We set sail from Troas and took a straight course to Samothrace, the following day to Neapolis, and from there to Philippi, which is a leading city of the district of Macedonia and a Roman colony. We remained in this city for some days. On the sabbath day we went outside the gate by the river, where we supposed there was a place of prayer; and we sat down and spoke to the women who had gathered there. A certain woman named Lydia, a worshiper of God, was listening to us; she was from the city of Thyatira and a dealer in purple cloth. The Lord opened her heart to listen eagerly to what was said by Paul. When she and her household were baptized, she urged us, saying, “If you have judged me to be faithful to the Lord, come and stay at my home.” And she prevailed upon us.

Acts 16:11-15

One of the greatest needs we human beings have is the need for community. Without community, we are alone and in isolation. Without community, we have no connections outside ourselves. Without community, we have no one else we can depend or rely upon. Without community, we become lonely and depressed. Our need for community has been accentuated these past few months with the physical distancing we have had to practice during the Covid-19 pandemic. While the virtual opportunities provided by the internet through conference calls and streaming have been helpful, they are no substitute for community. This is particularly true when we are in times of need or are hurting. There is no substitute for a warm touch, a fond embrace or a kind hug. 
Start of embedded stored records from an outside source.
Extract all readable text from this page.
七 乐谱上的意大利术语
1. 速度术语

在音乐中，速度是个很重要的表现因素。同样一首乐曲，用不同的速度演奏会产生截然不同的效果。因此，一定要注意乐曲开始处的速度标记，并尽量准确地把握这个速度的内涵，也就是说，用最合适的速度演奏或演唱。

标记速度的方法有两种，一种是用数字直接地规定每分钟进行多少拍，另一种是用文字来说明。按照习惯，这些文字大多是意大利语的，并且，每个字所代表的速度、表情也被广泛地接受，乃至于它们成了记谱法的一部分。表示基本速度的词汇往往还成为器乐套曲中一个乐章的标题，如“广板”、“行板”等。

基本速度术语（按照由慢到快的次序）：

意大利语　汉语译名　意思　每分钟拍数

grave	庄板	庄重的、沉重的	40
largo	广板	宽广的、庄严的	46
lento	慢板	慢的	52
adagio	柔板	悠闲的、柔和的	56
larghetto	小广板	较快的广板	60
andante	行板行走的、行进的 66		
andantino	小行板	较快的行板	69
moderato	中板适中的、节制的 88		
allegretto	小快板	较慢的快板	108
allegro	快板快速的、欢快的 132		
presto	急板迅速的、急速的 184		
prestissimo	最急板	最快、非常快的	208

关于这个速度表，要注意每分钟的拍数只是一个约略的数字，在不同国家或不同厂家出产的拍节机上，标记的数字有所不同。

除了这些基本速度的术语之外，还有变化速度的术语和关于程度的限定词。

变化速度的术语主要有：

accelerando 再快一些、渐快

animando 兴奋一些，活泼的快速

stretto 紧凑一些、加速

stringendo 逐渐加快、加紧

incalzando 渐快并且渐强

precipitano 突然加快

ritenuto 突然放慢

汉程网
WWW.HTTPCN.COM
In the passage of scripture above we see the importance of community in a young lady’s life by the name of Lydia. Lydia was what we today would call a spiritual seeker. She heard Paul’s message and was converted and baptized by him. Lydia immediately became a part of the community of faith. She didn’t have to play a seniority game, gradually working her way into a position of being trusted and accepted. Immediately, she was integrated as a part of the community of followers of Jesus Christ. Once Lydia was baptized, her household was baptized as well. From that point on, her life was changed. She became a part of a new community. As such she wanted to give of herself to that community. Perhaps Lydia felt that she had received so much from Paul and his group that she wanted to give back to them in some small way. Or perhaps she saw the needs of Paul and the others. They had been traveling. They had ministered to so many people. Lydia may have seen the need to help Paul’s group gain renewal so that the growth of Christianity could continue. For whatever reasons, Lydia invited Paul and the others to her home. She did more than invite them. She persisted in inviting them. She insisted. In the words of Luke, “She prevailed upon us” (Acts 16:15). In essence, she said to Paul’s group, “Unless you find me unworthy, you must come and stay in my house.” Such hospitality is always a noticeable and a gracious thing. In Lydia’s case, though, it is even more significant. A more fearful person would have been very hesitant to extend such an invitation to outsiders. There were certain to be criticisms of a woman in Lydia’s position in the community for such a bold invitation to a band of travelers. Yet, undaunted, Lydia prevailed on Paul’s group to join her. To offer such hospitality was both an act of graciousness and an act of courageous witness. Life in the community of faith often undergirds our faith because of the surprising ways that people transcend our expectations and minister to us. We are buoyed by the strength and the affirmation we receive from others within the community. This is one of the reasons we need community and flourish in community. Acts of graciousness and kindness can serve to spark a sense of hope within each of us as we struggle to live lives of faithful witness. There may be times that we get discouraged in the community of faith as we have in the past year. 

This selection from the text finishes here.